The issue both starts and ends well. The closing few pages build on the previous issue, showing the character we were introduced to last month. The colouring of the scene is subtle, the night effect contrasts nicely with the rest of the issue. There’s also a nice horror feel to the scene. Tension builds in only a few pages. It’s the short scenes like this one that remind the reader they’re holding a Warren Ellis comic book.


While the issue starts and ends well it drags a little in the middle. Like last month, the story is developing slowly but with so many characters that it’s beyond challenging to follow. This month it’s a John Lynch scene, similar to the one in the last issue, in which a conversation takes up a majority of the scene. It’s odd for the series to start so strongly in regards to welcoming new readers as well as those who were previously WildStorm fans. And yet at this stage in the series it’s as if each issue is just Ellis introducing another established character.

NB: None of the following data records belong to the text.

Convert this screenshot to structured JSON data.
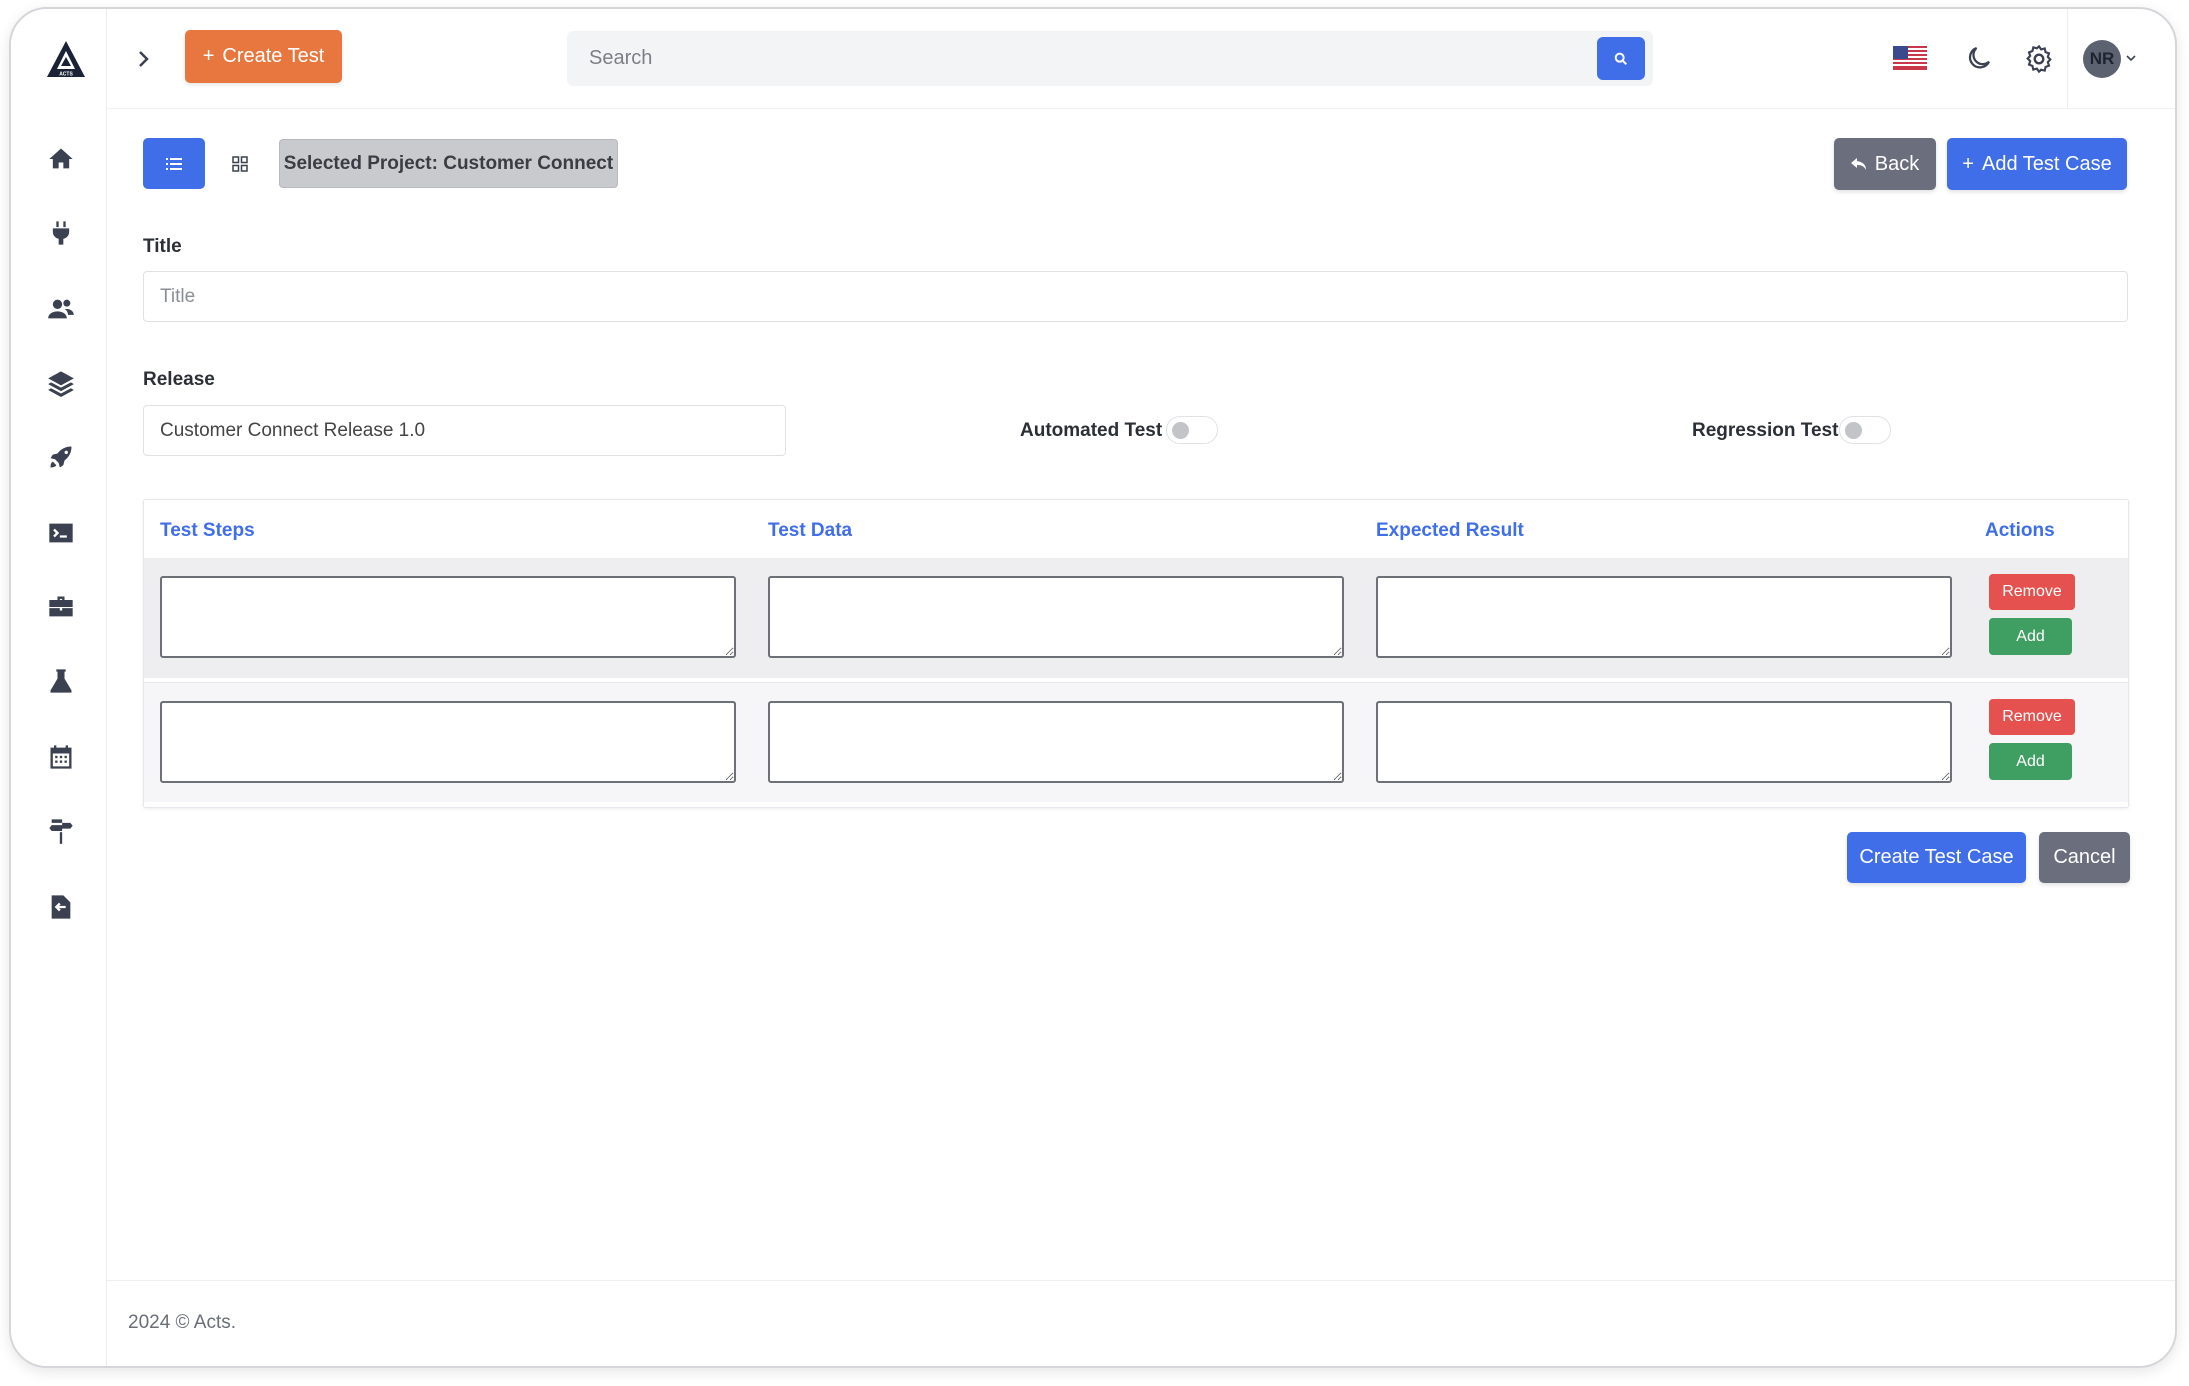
{
  "app": {
    "logo_text": "ACTS"
  },
  "sidebar": {
    "items": [
      {
        "icon": "home-icon"
      },
      {
        "icon": "plug-icon"
      },
      {
        "icon": "users-icon"
      },
      {
        "icon": "layers-icon"
      },
      {
        "icon": "rocket-icon"
      },
      {
        "icon": "terminal-icon"
      },
      {
        "icon": "briefcase-icon"
      },
      {
        "icon": "flask-icon"
      },
      {
        "icon": "calendar-icon"
      },
      {
        "icon": "signpost-icon"
      },
      {
        "icon": "file-import-icon"
      }
    ]
  },
  "topbar": {
    "create_test_label": "Create Test",
    "search_placeholder": "Search",
    "avatar_initials": "NR"
  },
  "toolbar": {
    "selected_project": "Selected Project: Customer Connect",
    "back_label": "Back",
    "add_test_case_label": "Add Test Case"
  },
  "form": {
    "title_label": "Title",
    "title_placeholder": "Title",
    "title_value": "",
    "release_label": "Release",
    "release_value": "Customer Connect Release 1.0",
    "automated_test_label": "Automated Test",
    "automated_test_on": false,
    "regression_test_label": "Regression Test",
    "regression_test_on": false
  },
  "steps_table": {
    "headers": [
      "Test Steps",
      "Test Data",
      "Expected Result",
      "Actions"
    ],
    "rows": [
      {
        "test_step": "",
        "test_data": "",
        "expected_result": "",
        "remove_label": "Remove",
        "add_label": "Add"
      },
      {
        "test_step": "",
        "test_data": "",
        "expected_result": "",
        "remove_label": "Remove",
        "add_label": "Add"
      }
    ]
  },
  "actions": {
    "create_test_case_label": "Create Test Case",
    "cancel_label": "Cancel"
  },
  "footer": {
    "text": "2024 © Acts."
  },
  "colors": {
    "primary": "#3f6ee8",
    "orange": "#e8773f",
    "danger": "#e5514f",
    "success": "#3f9e62",
    "secondary": "#6b6f7d"
  }
}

The scene works well enough but it feels like a big comma in what is otherwise a fun issue. Readers’ have the opening and closing scenes to enjoy but the middle section is like a mandatory ‘plot progression’ scene. It’s perplexing since Ellis was a master of pacing in the early days of this series and now everything feels so staccato.



Despite the hit and miss nature of the series lately The Wild Storm #14 offers more hits than misses. There’s plenty to enjoy here but new readers will be lost entirely, and to some extent so will existing readers who are not familiar with the original WildStorm books.